Frances wasn’t actually speaking to Peter, Judy realized. She was calibrating herself to him, adjusting her outputs to the optimum levels to appeal to him. Judy could read the feedback loop between Peter and the robot as Frances’ intentions converged with Peter’s fascination.
“It worked,” Peter said.
“You’re interested in other forms of life?” Frances teased.
From her viewpoint on the couch, Peter was standing still, but the room rotated ninety degrees around him. That made sense to Judy’s drug-altered perceptions; after all, wasn’t Peter the center of their little world at the moment? If his feelings realigned, then Judy and Frances would realign themselves around him.
“I want to know where they come from,” Peter said. There was a motor running inside him, driving him forward. Judy could see it: silver pistons and black rods. It ran on redcurrant jelly. She shook her head. Peter was speaking. “Those spider bushes we saw, they come from the Russian Free States. What is driving the world to evolve in those new directions? Have you heard the rumors of the origin of the Watcher? The Watcher believes itself to be of extraterrestrial origin. It thinks it is the product of an intergalactic computer virus that settled in the computers of Earth in the early twenty-first century.”

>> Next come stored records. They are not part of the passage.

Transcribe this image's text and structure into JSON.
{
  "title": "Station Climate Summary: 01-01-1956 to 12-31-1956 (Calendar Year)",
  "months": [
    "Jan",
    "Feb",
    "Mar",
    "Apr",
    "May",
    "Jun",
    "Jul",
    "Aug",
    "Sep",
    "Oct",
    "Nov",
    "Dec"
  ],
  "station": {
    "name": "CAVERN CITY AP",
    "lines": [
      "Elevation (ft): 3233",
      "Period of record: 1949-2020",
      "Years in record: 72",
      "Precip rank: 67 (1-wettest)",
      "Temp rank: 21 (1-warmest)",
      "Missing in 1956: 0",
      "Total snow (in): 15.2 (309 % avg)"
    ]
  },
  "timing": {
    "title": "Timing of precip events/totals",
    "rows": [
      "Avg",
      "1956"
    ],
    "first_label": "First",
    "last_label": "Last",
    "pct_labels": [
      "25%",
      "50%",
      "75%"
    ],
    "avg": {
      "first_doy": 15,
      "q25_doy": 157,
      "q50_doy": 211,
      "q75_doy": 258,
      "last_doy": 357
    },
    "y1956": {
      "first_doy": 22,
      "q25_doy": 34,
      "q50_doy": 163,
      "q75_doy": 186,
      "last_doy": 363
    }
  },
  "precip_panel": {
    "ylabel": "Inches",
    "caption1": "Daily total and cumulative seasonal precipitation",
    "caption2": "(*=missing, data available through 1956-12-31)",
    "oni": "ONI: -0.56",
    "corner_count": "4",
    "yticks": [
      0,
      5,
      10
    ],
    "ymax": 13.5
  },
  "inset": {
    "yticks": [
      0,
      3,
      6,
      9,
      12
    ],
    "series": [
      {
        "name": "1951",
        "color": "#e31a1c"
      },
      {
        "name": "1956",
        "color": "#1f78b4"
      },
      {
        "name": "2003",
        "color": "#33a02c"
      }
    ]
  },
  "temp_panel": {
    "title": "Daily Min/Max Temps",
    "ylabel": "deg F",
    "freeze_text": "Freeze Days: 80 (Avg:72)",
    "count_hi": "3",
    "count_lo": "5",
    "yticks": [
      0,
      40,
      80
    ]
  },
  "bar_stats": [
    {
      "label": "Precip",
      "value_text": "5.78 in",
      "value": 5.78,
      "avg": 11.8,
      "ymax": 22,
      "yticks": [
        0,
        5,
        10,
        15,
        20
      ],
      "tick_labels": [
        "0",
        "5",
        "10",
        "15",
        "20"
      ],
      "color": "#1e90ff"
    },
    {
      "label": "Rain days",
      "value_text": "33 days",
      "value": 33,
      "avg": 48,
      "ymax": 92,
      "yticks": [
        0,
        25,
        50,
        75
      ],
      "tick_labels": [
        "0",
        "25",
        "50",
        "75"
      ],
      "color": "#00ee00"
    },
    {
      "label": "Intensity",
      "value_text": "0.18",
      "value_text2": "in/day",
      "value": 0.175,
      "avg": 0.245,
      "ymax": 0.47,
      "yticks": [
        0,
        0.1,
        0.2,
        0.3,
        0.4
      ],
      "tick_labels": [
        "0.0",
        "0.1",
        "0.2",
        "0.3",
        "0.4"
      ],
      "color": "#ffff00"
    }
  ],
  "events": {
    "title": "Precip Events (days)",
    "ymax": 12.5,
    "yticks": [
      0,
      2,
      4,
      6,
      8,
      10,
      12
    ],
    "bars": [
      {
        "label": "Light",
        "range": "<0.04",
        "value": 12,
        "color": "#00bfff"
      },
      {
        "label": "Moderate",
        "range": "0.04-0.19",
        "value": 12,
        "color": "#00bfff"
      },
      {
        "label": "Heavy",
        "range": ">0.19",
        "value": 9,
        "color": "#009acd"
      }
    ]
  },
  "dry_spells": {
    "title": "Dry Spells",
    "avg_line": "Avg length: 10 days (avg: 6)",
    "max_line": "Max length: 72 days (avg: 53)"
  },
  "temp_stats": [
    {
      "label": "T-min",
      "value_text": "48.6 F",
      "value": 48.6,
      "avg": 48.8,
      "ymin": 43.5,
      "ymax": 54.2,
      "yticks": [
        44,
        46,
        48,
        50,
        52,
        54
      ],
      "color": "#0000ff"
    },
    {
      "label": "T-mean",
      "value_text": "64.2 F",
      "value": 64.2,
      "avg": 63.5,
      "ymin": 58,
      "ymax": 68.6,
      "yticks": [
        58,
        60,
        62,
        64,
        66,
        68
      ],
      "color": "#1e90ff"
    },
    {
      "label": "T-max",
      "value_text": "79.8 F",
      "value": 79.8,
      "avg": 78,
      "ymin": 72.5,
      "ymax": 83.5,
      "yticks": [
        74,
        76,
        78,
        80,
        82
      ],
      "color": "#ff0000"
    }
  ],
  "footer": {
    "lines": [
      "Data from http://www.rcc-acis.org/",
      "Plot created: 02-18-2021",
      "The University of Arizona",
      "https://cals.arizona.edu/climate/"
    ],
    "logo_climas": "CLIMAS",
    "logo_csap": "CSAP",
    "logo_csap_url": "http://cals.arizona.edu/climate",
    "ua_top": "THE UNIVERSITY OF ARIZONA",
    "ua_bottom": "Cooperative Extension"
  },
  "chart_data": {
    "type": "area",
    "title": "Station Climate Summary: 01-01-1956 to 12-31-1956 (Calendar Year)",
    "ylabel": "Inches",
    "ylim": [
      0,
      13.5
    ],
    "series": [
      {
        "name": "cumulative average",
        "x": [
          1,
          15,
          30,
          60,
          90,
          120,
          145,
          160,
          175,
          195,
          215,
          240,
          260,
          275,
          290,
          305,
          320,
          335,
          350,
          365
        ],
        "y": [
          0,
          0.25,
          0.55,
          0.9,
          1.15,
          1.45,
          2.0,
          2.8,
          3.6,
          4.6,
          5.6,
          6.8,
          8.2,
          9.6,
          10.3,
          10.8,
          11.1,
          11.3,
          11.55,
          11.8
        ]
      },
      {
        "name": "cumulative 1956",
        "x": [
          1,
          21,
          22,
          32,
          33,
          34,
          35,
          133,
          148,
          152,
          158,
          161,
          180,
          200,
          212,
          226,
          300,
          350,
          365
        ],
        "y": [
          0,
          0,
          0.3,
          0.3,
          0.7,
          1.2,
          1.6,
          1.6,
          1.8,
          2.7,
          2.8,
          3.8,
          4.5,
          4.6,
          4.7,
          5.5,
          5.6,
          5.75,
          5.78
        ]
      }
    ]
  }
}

“I have heard that,” Frances said. The buttons between her legs seemed to be protruding a little further than normal. Peter had noticed that; his gaze was leading Judy’s there.
“There are venumbs all through the Enemy Domain. And if you look to the edge of the galaxy and what lurks there…”
The room was a whirlpool, and the cinder was at its center, and they were all whirling towards the dark center; the seam in Peter’s brain where the EA had mended his mind was threatening to break. Judy could see it-it was stretching-but she had to know…
“What’s at the edge of the galaxy, Peter? What is out there?”
Frances put her hand on Peter’s shoulder. “I think you should sit down, Peter,” she said. “Tell me about the cinder. Has it shown any sign of germinating?”